Karena itu, penguatan kapasitas masyarakat merupakan upaya strategis menjadikan masyarakat tangguh menghadapi bencana. Masyarakat adalah penerima dampak langsung bencana. “Sekaligus pelaku langsung yang akan merespons bencana,” ungkap Fauzan. Dengan diresmikannya Destana Banaran itu, dia mengajak agar segenap elemen di Banaran meningkatkan kepekaan menghadapi setiap ancaman bencana. “Mari saling bahu membahu. Tolong menolong dan meningkatkan kerja sama menanggulangi bencana,” ajak Fauzan yang datang mewakili Kepala BPBD DIY Biwara Yuswantana.
Saling membantu antarwarga itu diperlukan karena Banaran memiliki potensi bencana yang beragam. Mulai ancaman gempa, tsunami, banjir, angin ribut dan pohon tumbang. “Marilah kita memaknai siapa berbuat apa,” ingat dia. Dalam menghadapi ancaman bencana, lanjut dia, masyarakat bukan hanya berperan menolong dirinya sendiri. Tapi juga membantu mereka dari kelompok rentan. Dia juga mengajak, masyarakat selalu mensyukuri segala nikmat yang diberikan Allah. “Akal pikiran yang sehat bentuk syukur nikmat,” ungkapnya.
Kepala Pelaksana BPBD Kulonprogo Ariadi mengucapkan terima kasih atas perhatian BPBD DIY membentuk Destana Banaran di kabupaten bermotto Binangun tersebut. Perhatian itu diwujudkan dengan peningkatan kapasitas terhadap segenap anggota forum relawan. “Peningkatan kapasitas itu dilakukan sejak 8 hingga 25 Februari 2019,” katanya.
Berbagai elemen yang meliputi anggota forum pengurangan risiko bencana dan satuan tugas (satgas) mengikuti diskusi dalam sembilan pertemuan di kelas dan tiga kegiatan di luar. Puncaknya mereka mengikuti simulasi dalam gladi lapang tersebut. Dalam simulasi itu, masyarakat berperan dalam banyak hal. Mulai menjadi relawan, korban bencana hingga pengungsi.
Korban bencana akibat gempa dan banjir digambarkan ada yang mengalami patah tulang, kepala bocor hingga meninggal dunia.“Yang meninggal karena korban tsunami.

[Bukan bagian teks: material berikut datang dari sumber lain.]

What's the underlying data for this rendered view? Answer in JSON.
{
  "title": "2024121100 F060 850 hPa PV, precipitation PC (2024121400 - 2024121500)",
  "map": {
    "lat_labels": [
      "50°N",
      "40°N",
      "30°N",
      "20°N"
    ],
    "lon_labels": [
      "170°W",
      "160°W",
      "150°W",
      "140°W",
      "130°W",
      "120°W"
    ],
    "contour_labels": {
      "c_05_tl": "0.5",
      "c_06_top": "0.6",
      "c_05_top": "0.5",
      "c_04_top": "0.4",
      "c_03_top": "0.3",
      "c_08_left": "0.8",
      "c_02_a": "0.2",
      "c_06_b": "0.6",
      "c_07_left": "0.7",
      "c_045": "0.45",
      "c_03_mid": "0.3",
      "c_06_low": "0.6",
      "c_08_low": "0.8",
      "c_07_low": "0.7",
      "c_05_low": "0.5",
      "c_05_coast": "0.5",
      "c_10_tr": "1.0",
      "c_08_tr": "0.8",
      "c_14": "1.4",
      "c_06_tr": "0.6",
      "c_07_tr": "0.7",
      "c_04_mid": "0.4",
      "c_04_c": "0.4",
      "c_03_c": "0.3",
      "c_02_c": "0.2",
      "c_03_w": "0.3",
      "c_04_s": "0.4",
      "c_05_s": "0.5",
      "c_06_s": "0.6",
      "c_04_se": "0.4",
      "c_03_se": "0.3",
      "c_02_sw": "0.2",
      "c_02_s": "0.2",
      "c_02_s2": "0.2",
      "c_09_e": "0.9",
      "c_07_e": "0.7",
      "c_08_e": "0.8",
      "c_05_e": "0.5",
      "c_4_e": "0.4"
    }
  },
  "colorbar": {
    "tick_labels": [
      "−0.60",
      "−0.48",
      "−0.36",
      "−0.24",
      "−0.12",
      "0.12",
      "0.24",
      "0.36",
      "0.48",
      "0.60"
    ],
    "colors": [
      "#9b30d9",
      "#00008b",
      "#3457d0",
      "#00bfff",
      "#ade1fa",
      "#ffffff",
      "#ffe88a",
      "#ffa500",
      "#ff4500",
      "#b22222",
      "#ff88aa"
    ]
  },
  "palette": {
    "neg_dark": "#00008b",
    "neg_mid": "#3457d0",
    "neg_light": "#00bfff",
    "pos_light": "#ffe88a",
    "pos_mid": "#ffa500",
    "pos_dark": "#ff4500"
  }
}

Diberi tahu untuk menyelamatkan diri, tidak mau,” kisah seorang warga di depan Fauzan dan Ariadi yang meninjau tenda korban.Baik Fauzan maupun Ariadi bersama jajaran Forum Pimpinan Kecamatan Galur tampak serius mendengarkan paparan warga.
Simulasi diakhiri dengan peninjauan dengan di barak pengungsian. Beberapa ibu-ibu tampak mengeluhkan minimnya bantuan logistik bagi mereka. “Kami belum menerima bantuan. Kapan nih Pak,” tanya seorang pengungsi. “Sabar, sabar sedang dikoordinasikan,” ucap Kepala Desa Banaran Haryanta.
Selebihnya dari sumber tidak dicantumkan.